The Wall. A 20-kilometer crawl up a sheer cliff face, climbing 750 meters in altitude. On rollerblades. Ever tried that? Me neither.

Fortunately, the organizers have decided to allow skaters to use cross-country ski-poles for the Sunday skate. It will be a kind of Nordic skiing on asphalt as opposed to snow. So in addition to the natural hazards of skate-racing (which could include, for example, shaving a layer of skin off an elbow, shredding your shorts and breaking a few bones – been there, done all that!) there is the added thrill of having an eye taken out as well. What fun!

Poles: The end you want to hang on to...

... and the end you don't want to mess with.….and the end you don’t want to mess with.

In its rules and regulations, the organization committee recommends wearing glasses of some sort for safety reasons. (Whew, glad they thought of that, too!)
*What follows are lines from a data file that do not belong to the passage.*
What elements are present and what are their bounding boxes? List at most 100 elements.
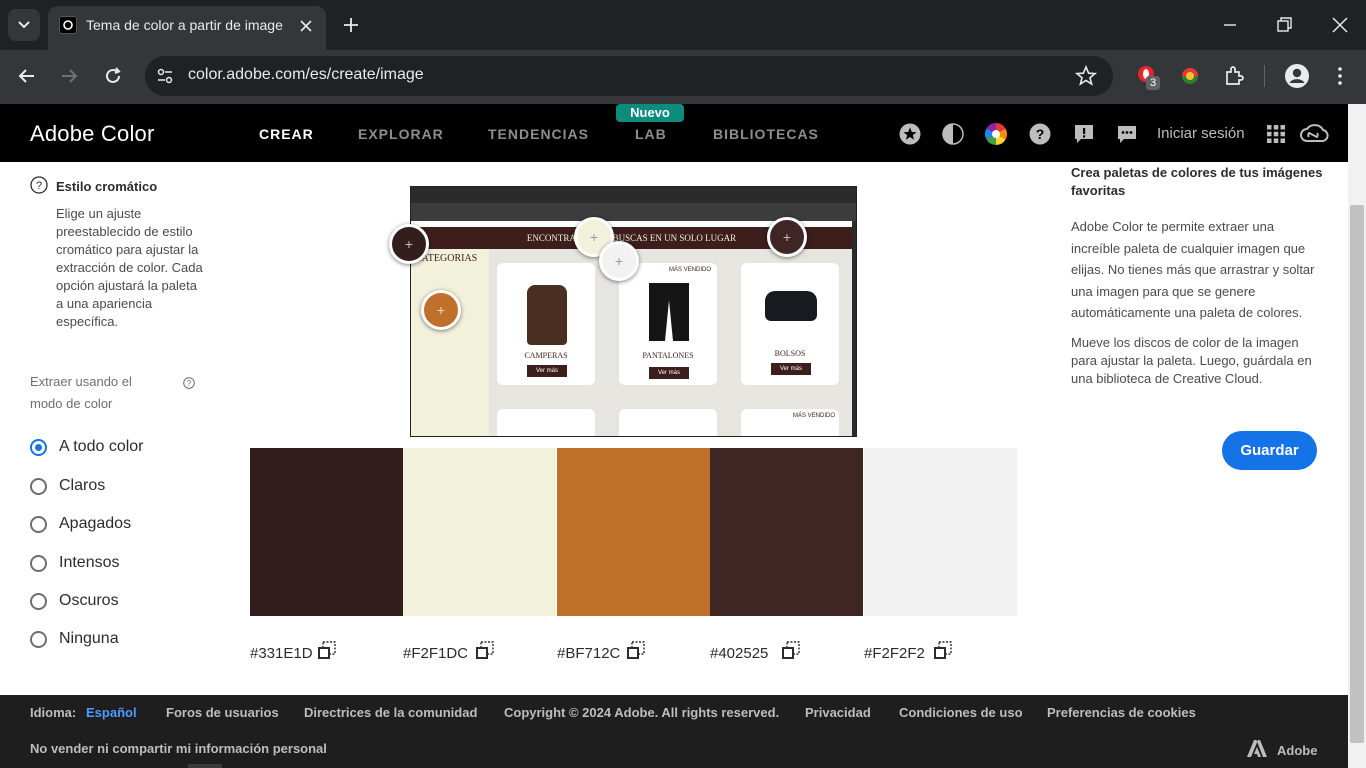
preview-card: CAMPERAS Ver más <box>497 263 595 385</box>
tab-search-button[interactable] <box>8 9 40 41</box>
address-bar[interactable]: color.adobe.com/es/create/image <box>145 56 1113 96</box>
extension-opera-icon[interactable]: 3 <box>1136 64 1160 90</box>
save-button[interactable]: Guardar <box>1222 431 1317 470</box>
radio-checked[interactable] <box>30 438 47 456</box>
preview-button: Ver más <box>649 367 689 379</box>
mode-intensos[interactable]: Intensos <box>30 551 119 575</box>
back-icon[interactable] <box>16 65 38 87</box>
copy-icon[interactable] <box>933 641 953 661</box>
scrollbar-thumb[interactable] <box>1350 205 1364 743</box>
palette-swatch-2[interactable] <box>403 448 556 616</box>
preview-card: MÁS VENDIDO <box>741 409 839 436</box>
site-settings-icon[interactable] <box>155 66 175 86</box>
svg-text:?: ? <box>187 379 192 388</box>
bookmark-star-icon[interactable] <box>1075 65 1097 87</box>
nav-tendencias[interactable]: TENDENCIAS <box>488 126 589 142</box>
nav-bibliotecas[interactable]: BIBLIOTECAS <box>713 126 819 142</box>
extensions-puzzle-icon[interactable] <box>1222 64 1246 88</box>
copy-icon[interactable] <box>475 641 495 661</box>
palette-swatch-5[interactable] <box>864 448 1017 616</box>
nav-explorar[interactable]: EXPLORAR <box>358 126 444 142</box>
radio[interactable] <box>30 630 47 648</box>
adobe-logo-icon <box>1247 740 1267 757</box>
right-panel-paragraph-1: Adobe Color te permite extraer una incre… <box>1071 219 1315 320</box>
language-label: Idioma: <box>30 705 77 720</box>
hex-value-5[interactable]: #F2F2F2 <box>864 645 925 662</box>
copy-icon[interactable] <box>781 641 801 661</box>
forward-icon[interactable] <box>58 65 80 87</box>
footer-link-terms[interactable]: Condiciones de uso <box>899 705 1023 720</box>
mode-claros[interactable]: Claros <box>30 474 105 498</box>
sign-in-link[interactable]: Iniciar sesión <box>1157 125 1245 142</box>
contrast-icon[interactable] <box>942 123 964 145</box>
adobe-logo-text: Adobe <box>1277 743 1318 758</box>
app-header: Adobe Color CREAR EXPLORAR TENDENCIAS LA… <box>0 104 1348 162</box>
nav-crear[interactable]: CREAR <box>259 126 314 142</box>
feedback-icon[interactable] <box>1116 123 1138 145</box>
mode-ninguna[interactable]: Ninguna <box>30 627 119 651</box>
url-text: color.adobe.com/es/create/image <box>188 66 424 83</box>
adobe-color-favicon <box>59 16 77 34</box>
browser-tab[interactable]: Tema de color a partir de image <box>48 6 326 50</box>
footer-link-guidelines[interactable]: Directrices de la comunidad <box>304 705 477 720</box>
color-disc-1[interactable]: + <box>389 224 429 264</box>
color-disc-5[interactable]: + <box>599 241 639 281</box>
jacket-image <box>527 285 567 345</box>
creative-cloud-icon[interactable] <box>1299 123 1329 145</box>
radio[interactable] <box>30 477 47 495</box>
palette-swatch-1[interactable] <box>250 448 403 616</box>
palette-swatch-4[interactable] <box>710 448 863 616</box>
color-disc-3[interactable]: + <box>421 290 461 330</box>
footer-link-forums[interactable]: Foros de usuarios <box>166 705 279 720</box>
hex-value-4[interactable]: #402525 <box>710 645 768 662</box>
preview-button: Ver más <box>771 363 811 375</box>
mode-oscuros[interactable]: Oscuros <box>30 589 119 613</box>
restore-icon[interactable] <box>1274 15 1294 35</box>
reload-icon[interactable] <box>102 65 124 87</box>
help-icon[interactable]: ? <box>183 377 195 389</box>
new-tab-icon[interactable] <box>341 15 361 35</box>
preview-sidebar: CATEGORIAS <box>411 249 489 436</box>
footer: Idioma: Español Foros de usuarios Direct… <box>0 695 1348 768</box>
hex-value-2[interactable]: #F2F1DC <box>403 645 468 662</box>
color-wheel-icon[interactable] <box>985 123 1007 145</box>
radio[interactable] <box>30 592 47 610</box>
pants-image <box>649 283 689 341</box>
info-icon[interactable]: ? <box>30 176 48 194</box>
footer-link-privacy[interactable]: Privacidad <box>805 705 871 720</box>
bag-image <box>765 291 817 321</box>
report-icon[interactable] <box>1073 123 1095 145</box>
mode-apagados[interactable]: Apagados <box>30 512 131 536</box>
minimize-icon[interactable] <box>1220 15 1240 35</box>
color-disc-4[interactable]: + <box>767 217 807 257</box>
browser-menu-icon[interactable] <box>1330 65 1350 87</box>
help-icon[interactable]: ? <box>1029 123 1051 145</box>
radio[interactable] <box>30 515 47 533</box>
profile-icon[interactable] <box>1284 63 1310 89</box>
close-tab-icon[interactable] <box>298 18 314 34</box>
footer-link-cookies[interactable]: Preferencias de cookies <box>1047 705 1196 720</box>
browser-tab-bar: Tema de color a partir de image <box>0 0 1366 50</box>
apps-grid-icon[interactable] <box>1265 123 1287 145</box>
palette-swatch-3[interactable] <box>557 448 710 616</box>
extension-badge: 3 <box>1146 76 1160 90</box>
brand-logo[interactable]: Adobe Color <box>30 121 155 147</box>
mode-a-todo-color[interactable]: A todo color <box>30 435 144 459</box>
hex-value-3[interactable]: #BF712C <box>557 645 620 662</box>
extension-color-icon[interactable] <box>1178 64 1202 88</box>
preview-product-name: BOLSOS <box>774 349 806 358</box>
preview-card <box>497 409 595 436</box>
copy-icon[interactable] <box>317 641 337 661</box>
preview-button: Ver más <box>527 365 567 377</box>
copy-icon[interactable] <box>626 641 646 661</box>
nav-lab[interactable]: LAB <box>635 126 667 142</box>
hex-value-1[interactable]: #331E1D <box>250 645 313 662</box>
language-selector[interactable]: Español <box>86 705 137 720</box>
footer-link-do-not-sell[interactable]: No vender ni compartir mi información pe… <box>30 741 327 756</box>
right-panel-paragraph-2: Mueve los discos de color de la imagen p… <box>1071 335 1312 386</box>
star-icon[interactable] <box>899 123 921 145</box>
close-window-icon[interactable] <box>1330 15 1350 35</box>
svg-text:?: ? <box>1036 126 1045 142</box>
radio[interactable] <box>30 554 47 572</box>
chevron-down-icon <box>18 21 30 29</box>
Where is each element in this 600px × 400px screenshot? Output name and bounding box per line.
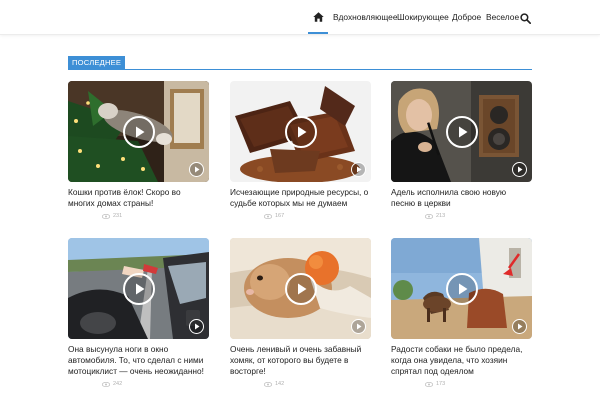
play-icon	[517, 323, 522, 330]
video-title[interactable]: Радости собаки не было предела, когда он…	[391, 344, 532, 377]
eye-icon	[425, 213, 433, 219]
video-card[interactable]: Радости собаки не было предела, когда он…	[391, 238, 532, 388]
play-icon	[297, 283, 306, 295]
search-icon	[520, 13, 532, 25]
eye-icon	[425, 381, 433, 387]
eye-icon	[264, 213, 272, 219]
video-thumbnail[interactable]	[391, 238, 532, 339]
play-icon	[194, 323, 199, 330]
play-icon	[356, 166, 361, 173]
video-title[interactable]: Кошки против ёлок! Скоро во многих домах…	[68, 187, 209, 209]
nav-item-shocking[interactable]: Шокирующее	[397, 0, 449, 34]
video-title[interactable]: Исчезающие природные ресурсы, о судьбе к…	[230, 187, 371, 209]
play-button[interactable]	[446, 273, 478, 305]
play-icon	[356, 323, 361, 330]
play-button-small[interactable]	[351, 319, 366, 334]
view-count: 231	[113, 213, 123, 219]
view-count: 142	[275, 381, 285, 387]
eye-icon	[102, 381, 110, 387]
play-button-small[interactable]	[512, 162, 527, 177]
eye-icon	[102, 213, 110, 219]
play-button-small[interactable]	[189, 319, 204, 334]
video-thumbnail[interactable]	[391, 81, 532, 182]
nav-item-kind[interactable]: Доброе	[452, 0, 481, 34]
play-button-small[interactable]	[189, 162, 204, 177]
play-button[interactable]	[446, 116, 478, 148]
play-icon	[135, 126, 144, 138]
section-title: ПОСЛЕДНЕЕ	[68, 56, 126, 69]
view-count: 213	[436, 213, 446, 219]
play-icon	[458, 283, 467, 295]
view-count: 242	[113, 381, 123, 387]
video-card[interactable]: Адель исполнила свою новую песню в церкв…	[391, 81, 532, 220]
view-count: 167	[275, 213, 285, 219]
video-thumbnail[interactable]	[230, 81, 371, 182]
play-button[interactable]	[123, 273, 155, 305]
video-card[interactable]: Исчезающие природные ресурсы, о судьбе к…	[230, 81, 371, 220]
video-title[interactable]: Адель исполнила свою новую песню в церкв…	[391, 187, 532, 209]
section-divider	[68, 69, 532, 70]
video-thumbnail[interactable]	[68, 81, 209, 182]
play-button-small[interactable]	[351, 162, 366, 177]
view-counter: 242	[102, 380, 209, 388]
play-button[interactable]	[123, 116, 155, 148]
view-counter: 167	[264, 212, 371, 220]
video-thumbnail[interactable]	[230, 238, 371, 339]
play-icon	[517, 166, 522, 173]
view-count: 173	[436, 381, 446, 387]
nav-item-funny[interactable]: Веселое	[486, 0, 519, 34]
video-title[interactable]: Очень ленивый и очень забавный хомяк, от…	[230, 344, 371, 377]
search-button[interactable]	[520, 11, 532, 25]
view-counter: 231	[102, 212, 209, 220]
view-counter: 213	[425, 212, 532, 220]
play-button[interactable]	[285, 273, 317, 305]
active-tab-indicator	[308, 32, 328, 34]
top-navigation: Вдохновляющее Шокирующее Доброе Веселое	[0, 0, 600, 35]
play-button[interactable]	[285, 116, 317, 148]
home-button[interactable]	[308, 0, 328, 34]
video-title[interactable]: Она высунула ноги в окно автомобиля. То,…	[68, 344, 209, 377]
view-counter: 173	[425, 380, 532, 388]
play-button-small[interactable]	[512, 319, 527, 334]
view-counter: 142	[264, 380, 371, 388]
nav-item-inspiring[interactable]: Вдохновляющее	[333, 0, 397, 34]
play-icon	[135, 283, 144, 295]
eye-icon	[264, 381, 272, 387]
page: Вдохновляющее Шокирующее Доброе Веселое …	[0, 0, 600, 400]
home-icon	[312, 12, 324, 22]
video-card[interactable]: Очень ленивый и очень забавный хомяк, от…	[230, 238, 371, 388]
play-icon	[297, 126, 306, 138]
play-icon	[458, 126, 467, 138]
video-thumbnail[interactable]	[68, 238, 209, 339]
play-icon	[194, 166, 199, 173]
video-card[interactable]: Она высунула ноги в окно автомобиля. То,…	[68, 238, 209, 388]
video-card[interactable]: Кошки против ёлок! Скоро во многих домах…	[68, 81, 209, 220]
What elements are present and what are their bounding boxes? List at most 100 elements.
But of course the vast majority of participants will have never held such poles in their hands before Sunday, let alone used them to pull themselves up a mountain. So I am expecting everyone else to get in my way, and hoping, at the end of the day, that I won’t need stitches.

As for my own preparations – I skated with sticks for the first time in my life this past Monday, and thanks to instruction via YouTube I am now a pro. AND I even went out on Tuesday afternoon to practice, too! So we’re all set! Nothing stands between me and victory!